A veces me pregunto cómo no me he dado cuenta antes de algunas cosas. Igual es que no quería. Era como una pescadilla que se muerde la cola o como eso perros que dan vueltas sobre si mismos, tratando de morderse el lomo buscando pulgas.
En la mente entran conceptos e ideas sobre los que no dejas de trabajar, porque hay que solucionarlos, porque no se pueden quedar así. Hasta que un buen día te percatas de que esos problemas, problemas porque los conviertes en ello, no tienen solución. Sencilla y llanamente, no la tienen. Y se te pasa por la cabeza… A ver, si yo retiro este tema y este otro y ese de más allá…
Y de repente parece que no tengo problemas, sólo los que pueden venir del día a día, de unos horarios y de la vida que venga con el camino. Creo que me he llegado a sentir tan mal por motivos que no vienen a cuento, que lo que para otras personas es terrible, para mí ya no lo es tanto.

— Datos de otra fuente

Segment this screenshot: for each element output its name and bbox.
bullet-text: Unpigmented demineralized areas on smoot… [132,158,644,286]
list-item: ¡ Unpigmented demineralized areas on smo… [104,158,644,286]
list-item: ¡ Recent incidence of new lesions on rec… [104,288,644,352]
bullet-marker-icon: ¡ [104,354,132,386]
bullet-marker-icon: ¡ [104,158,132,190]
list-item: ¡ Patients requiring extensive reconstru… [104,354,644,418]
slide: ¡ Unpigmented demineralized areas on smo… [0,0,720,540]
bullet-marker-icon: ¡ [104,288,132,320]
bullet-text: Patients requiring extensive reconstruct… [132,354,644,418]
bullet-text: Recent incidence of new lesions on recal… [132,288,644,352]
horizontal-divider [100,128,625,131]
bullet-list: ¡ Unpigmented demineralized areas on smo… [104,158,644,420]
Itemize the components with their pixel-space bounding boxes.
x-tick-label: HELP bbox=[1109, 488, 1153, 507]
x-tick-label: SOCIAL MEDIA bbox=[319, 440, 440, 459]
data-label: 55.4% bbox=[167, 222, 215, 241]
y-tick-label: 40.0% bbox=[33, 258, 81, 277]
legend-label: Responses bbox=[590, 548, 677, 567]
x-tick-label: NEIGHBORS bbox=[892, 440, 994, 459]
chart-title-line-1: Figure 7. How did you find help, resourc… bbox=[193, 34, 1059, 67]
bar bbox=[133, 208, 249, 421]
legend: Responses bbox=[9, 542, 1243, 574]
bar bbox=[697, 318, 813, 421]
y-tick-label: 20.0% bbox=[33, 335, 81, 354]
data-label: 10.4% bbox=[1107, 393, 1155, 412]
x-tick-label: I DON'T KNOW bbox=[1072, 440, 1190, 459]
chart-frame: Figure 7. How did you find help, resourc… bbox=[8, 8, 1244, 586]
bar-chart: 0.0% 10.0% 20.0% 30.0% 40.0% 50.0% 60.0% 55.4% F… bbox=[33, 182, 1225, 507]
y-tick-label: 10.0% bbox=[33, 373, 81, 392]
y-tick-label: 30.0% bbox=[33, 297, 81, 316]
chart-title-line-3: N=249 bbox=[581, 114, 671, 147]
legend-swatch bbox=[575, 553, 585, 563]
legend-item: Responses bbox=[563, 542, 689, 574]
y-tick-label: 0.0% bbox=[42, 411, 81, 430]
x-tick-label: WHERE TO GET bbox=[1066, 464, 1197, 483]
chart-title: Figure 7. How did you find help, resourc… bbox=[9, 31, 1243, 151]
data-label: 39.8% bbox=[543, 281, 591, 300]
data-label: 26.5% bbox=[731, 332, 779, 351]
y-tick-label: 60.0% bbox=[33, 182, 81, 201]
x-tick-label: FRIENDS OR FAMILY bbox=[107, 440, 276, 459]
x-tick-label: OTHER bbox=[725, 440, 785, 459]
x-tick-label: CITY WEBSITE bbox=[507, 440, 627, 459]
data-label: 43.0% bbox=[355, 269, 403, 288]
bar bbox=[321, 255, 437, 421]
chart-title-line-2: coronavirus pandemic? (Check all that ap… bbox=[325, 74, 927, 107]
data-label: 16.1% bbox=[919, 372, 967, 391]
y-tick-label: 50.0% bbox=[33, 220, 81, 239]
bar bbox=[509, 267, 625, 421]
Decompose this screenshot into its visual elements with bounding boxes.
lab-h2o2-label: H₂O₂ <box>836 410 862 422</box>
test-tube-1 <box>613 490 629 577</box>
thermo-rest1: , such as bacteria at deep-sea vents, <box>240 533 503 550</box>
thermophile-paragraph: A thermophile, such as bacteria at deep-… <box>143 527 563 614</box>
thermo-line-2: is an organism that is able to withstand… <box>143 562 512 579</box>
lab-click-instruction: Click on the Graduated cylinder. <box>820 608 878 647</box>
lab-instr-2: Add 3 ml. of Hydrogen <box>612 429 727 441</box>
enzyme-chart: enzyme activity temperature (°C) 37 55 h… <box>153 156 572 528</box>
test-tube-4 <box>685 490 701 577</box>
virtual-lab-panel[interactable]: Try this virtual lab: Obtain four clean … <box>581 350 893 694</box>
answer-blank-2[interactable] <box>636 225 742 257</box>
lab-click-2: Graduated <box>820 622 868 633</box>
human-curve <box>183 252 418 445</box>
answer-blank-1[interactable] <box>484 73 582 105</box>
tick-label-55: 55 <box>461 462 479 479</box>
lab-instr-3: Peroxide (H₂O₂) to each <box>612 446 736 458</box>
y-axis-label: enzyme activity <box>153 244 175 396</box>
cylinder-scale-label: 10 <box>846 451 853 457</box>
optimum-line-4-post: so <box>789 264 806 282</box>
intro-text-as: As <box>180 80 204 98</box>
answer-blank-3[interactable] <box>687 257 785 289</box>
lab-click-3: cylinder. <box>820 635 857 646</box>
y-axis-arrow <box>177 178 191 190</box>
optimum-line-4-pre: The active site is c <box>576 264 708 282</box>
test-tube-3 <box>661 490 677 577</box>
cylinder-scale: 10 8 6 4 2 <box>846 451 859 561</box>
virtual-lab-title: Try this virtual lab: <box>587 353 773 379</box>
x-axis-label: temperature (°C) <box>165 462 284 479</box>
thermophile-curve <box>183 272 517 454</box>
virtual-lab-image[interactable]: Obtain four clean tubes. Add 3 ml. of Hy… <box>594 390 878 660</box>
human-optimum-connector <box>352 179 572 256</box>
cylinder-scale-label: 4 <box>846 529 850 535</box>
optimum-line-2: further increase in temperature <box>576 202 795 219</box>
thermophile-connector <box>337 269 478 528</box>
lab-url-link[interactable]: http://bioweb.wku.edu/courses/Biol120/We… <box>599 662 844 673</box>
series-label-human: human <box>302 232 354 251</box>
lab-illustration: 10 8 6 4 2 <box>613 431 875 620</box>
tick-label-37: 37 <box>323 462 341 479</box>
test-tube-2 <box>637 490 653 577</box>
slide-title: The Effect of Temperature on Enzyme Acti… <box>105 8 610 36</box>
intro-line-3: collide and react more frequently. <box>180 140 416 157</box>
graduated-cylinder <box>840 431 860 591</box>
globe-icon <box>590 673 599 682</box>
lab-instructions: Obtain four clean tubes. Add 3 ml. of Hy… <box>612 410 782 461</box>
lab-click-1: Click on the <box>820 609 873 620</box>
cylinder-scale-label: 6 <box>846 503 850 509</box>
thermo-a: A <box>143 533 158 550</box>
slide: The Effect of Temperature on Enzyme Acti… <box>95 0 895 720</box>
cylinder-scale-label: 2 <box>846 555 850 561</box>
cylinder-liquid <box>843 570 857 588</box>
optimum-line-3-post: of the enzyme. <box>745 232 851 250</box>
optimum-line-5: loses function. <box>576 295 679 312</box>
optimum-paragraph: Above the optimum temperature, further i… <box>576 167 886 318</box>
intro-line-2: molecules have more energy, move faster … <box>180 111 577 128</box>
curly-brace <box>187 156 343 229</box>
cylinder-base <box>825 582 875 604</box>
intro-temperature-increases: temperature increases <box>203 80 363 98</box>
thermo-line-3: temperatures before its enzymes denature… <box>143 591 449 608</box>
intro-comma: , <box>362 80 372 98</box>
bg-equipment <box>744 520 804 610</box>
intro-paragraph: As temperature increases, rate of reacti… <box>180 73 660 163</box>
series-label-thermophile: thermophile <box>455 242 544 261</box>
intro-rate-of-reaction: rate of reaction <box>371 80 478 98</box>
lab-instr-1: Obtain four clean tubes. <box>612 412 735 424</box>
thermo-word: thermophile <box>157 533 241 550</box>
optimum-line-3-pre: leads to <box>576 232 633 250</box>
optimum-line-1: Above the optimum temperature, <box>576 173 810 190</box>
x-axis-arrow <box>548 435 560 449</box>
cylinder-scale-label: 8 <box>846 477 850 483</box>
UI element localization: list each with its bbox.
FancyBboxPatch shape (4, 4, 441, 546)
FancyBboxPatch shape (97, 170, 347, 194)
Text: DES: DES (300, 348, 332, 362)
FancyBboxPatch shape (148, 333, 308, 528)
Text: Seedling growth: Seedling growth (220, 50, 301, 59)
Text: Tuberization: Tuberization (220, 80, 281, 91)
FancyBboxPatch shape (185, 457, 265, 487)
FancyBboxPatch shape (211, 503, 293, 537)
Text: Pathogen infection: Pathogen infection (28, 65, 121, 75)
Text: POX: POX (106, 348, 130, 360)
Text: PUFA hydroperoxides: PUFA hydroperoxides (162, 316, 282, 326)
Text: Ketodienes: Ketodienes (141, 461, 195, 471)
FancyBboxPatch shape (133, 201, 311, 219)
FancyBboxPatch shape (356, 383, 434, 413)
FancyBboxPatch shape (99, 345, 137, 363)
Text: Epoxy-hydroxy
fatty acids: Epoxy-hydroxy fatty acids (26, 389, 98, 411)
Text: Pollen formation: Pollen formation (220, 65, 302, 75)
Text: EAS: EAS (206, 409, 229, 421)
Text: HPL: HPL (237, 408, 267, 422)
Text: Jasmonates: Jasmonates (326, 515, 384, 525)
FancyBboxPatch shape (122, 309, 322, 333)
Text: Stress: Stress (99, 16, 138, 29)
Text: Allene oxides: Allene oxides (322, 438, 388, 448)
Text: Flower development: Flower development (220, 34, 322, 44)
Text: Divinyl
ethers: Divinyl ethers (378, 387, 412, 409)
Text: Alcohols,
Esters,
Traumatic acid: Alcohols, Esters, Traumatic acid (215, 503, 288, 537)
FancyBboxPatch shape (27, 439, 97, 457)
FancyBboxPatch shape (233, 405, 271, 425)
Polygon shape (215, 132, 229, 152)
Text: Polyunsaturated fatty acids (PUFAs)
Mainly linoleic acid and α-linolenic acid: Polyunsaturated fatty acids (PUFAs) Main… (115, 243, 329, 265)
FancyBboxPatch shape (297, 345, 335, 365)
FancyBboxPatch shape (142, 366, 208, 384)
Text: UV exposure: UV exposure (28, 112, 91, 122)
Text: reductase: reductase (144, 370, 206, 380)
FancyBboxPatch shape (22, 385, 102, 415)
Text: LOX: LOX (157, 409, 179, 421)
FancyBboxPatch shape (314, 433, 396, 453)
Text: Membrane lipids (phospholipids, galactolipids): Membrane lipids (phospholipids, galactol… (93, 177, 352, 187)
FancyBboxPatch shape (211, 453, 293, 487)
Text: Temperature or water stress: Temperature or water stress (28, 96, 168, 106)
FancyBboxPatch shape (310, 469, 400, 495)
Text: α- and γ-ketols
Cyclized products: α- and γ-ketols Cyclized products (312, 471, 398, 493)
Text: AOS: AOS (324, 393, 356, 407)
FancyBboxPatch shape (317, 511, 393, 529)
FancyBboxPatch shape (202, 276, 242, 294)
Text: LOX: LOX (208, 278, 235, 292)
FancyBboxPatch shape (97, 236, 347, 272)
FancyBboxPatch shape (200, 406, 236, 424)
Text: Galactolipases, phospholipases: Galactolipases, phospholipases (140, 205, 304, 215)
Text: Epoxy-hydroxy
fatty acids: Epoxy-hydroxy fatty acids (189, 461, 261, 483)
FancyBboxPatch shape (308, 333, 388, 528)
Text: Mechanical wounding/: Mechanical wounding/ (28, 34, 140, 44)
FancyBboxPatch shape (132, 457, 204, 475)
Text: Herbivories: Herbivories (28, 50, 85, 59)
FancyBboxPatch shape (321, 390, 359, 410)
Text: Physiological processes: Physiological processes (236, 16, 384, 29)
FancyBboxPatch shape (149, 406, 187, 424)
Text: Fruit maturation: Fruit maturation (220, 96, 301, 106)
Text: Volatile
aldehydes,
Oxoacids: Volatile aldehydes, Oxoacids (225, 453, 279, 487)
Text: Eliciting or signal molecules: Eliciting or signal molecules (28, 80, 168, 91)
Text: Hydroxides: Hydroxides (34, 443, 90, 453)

Pero no dejan de ser terribles porque no me importen, sino porque no tengo por donde agarrarlos. Es como si hubiese una tarta a comer entre varios pero por ganas, antes de que vengan los demás, alguien ha cogido un trozo y se lo ha comido. Entonces trata de situar los trozos que quedan para que no parezca que ha comido algo, pero se nota, no deja de notarse. Entre trozo y trozo queda un hueco apenas imperceptible pero está ahí. Y no puede arreglarse a no ser que vuelva a reunir todos los ingredientes y haga una nueva tarta. Pero es posible que no haya harina suficiente o que falte algún huevo o que el azúcar no sea de la calidad adecuada.
Entonces sólo queda comerse un trozo de la tarta, que a veces será dulce y otras, vendrá acompañada de agria nata.
De esa tarta, de la tarta de la vida.